3 Acts : This is a very old method of writing that Aristotle originally developed. It is a very helpful way to organize your story based on set up, conflict, and resolution. Here is the breakdown:

Act 1 (Beginning) – Set up > Introduce your main character and the ordinary world they live in. Conflict > A problem disrupt’s main character’s life. Resolution > Main character’s life is changed and they are pushed into a new world.

Act 2 (Middle)- Set up > Main character experiences new world. Conflict > Main character encounters a crisis in the new world. Resolution > Main character is dedicated to solve the crisis.

Act 3 (End) –Set up> Main character faces trials.

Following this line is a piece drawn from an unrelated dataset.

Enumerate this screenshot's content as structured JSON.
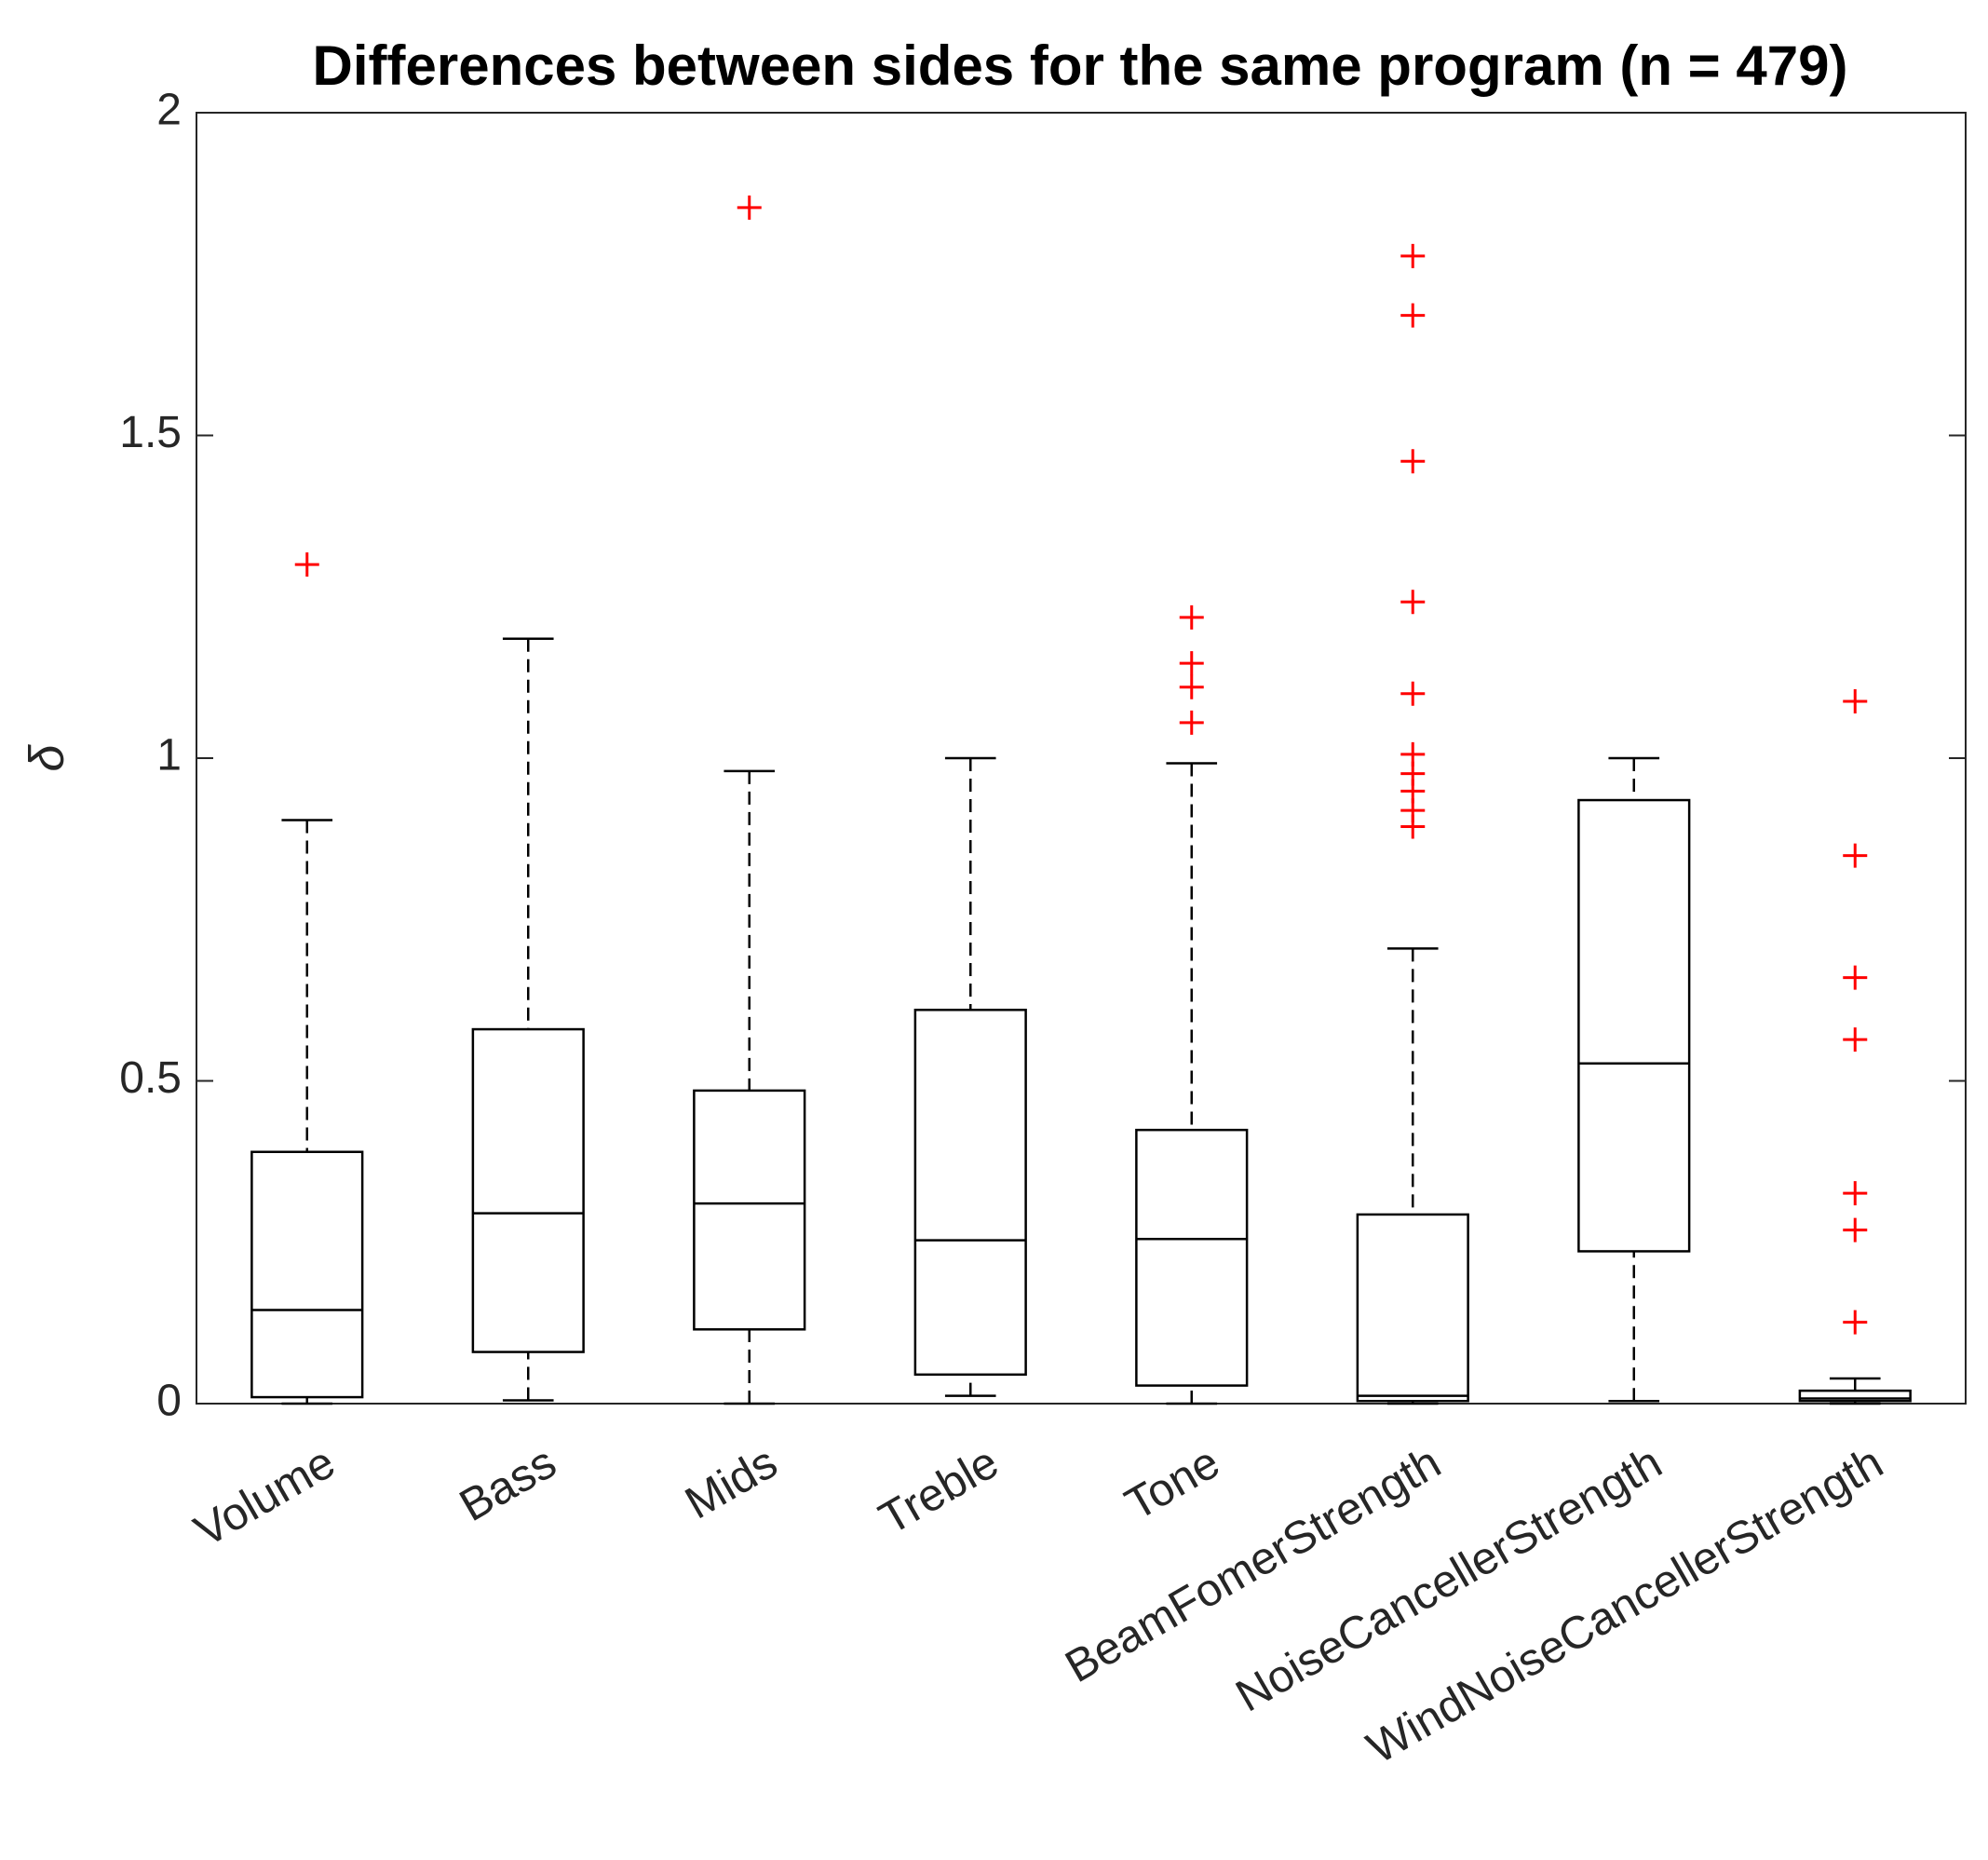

Conflict> Main character has to find the power within and take action. Resolution> Main character fights and wins.

You can further break each act into blocks with essentially 27 chapters as follows:

Act 1 1. Introduction (Set Up) 2. Inciting Incident (Conflict) 3. Immediate Reaction (Resolution) 4. Reaction (Set Up) 5. Action (Conflict) 6. Consequence (Resolution) 7. Pressure (Set Up) 8. Pinch (Conflict) 9. Push (Resolution) Act 2 10. New World (Set Up) 11. Fun & Games(Conflict) 12. Old Contrast (Resolution) 13. Build Up (Set Up) 14. Midpoint(Conflict) 15. Reversal (Resolution) 16. Reaction (Set Up) 17. Action(Conflict) 18. Dedication (Resolution) Act 3 19. Trials (Set Up) 20. Pinch(Conflict) 21. Darkest Moment (Resolution) 22. Power Within (Set Up) 23. Action(Conflict) 24. Convergence (Resolution) 25. Battle (Set Up) 26. Climax(Conflict) 27. Resolution (Resolution)

Hopefully these methods come in handy. If you have a different method that works really well for you please share.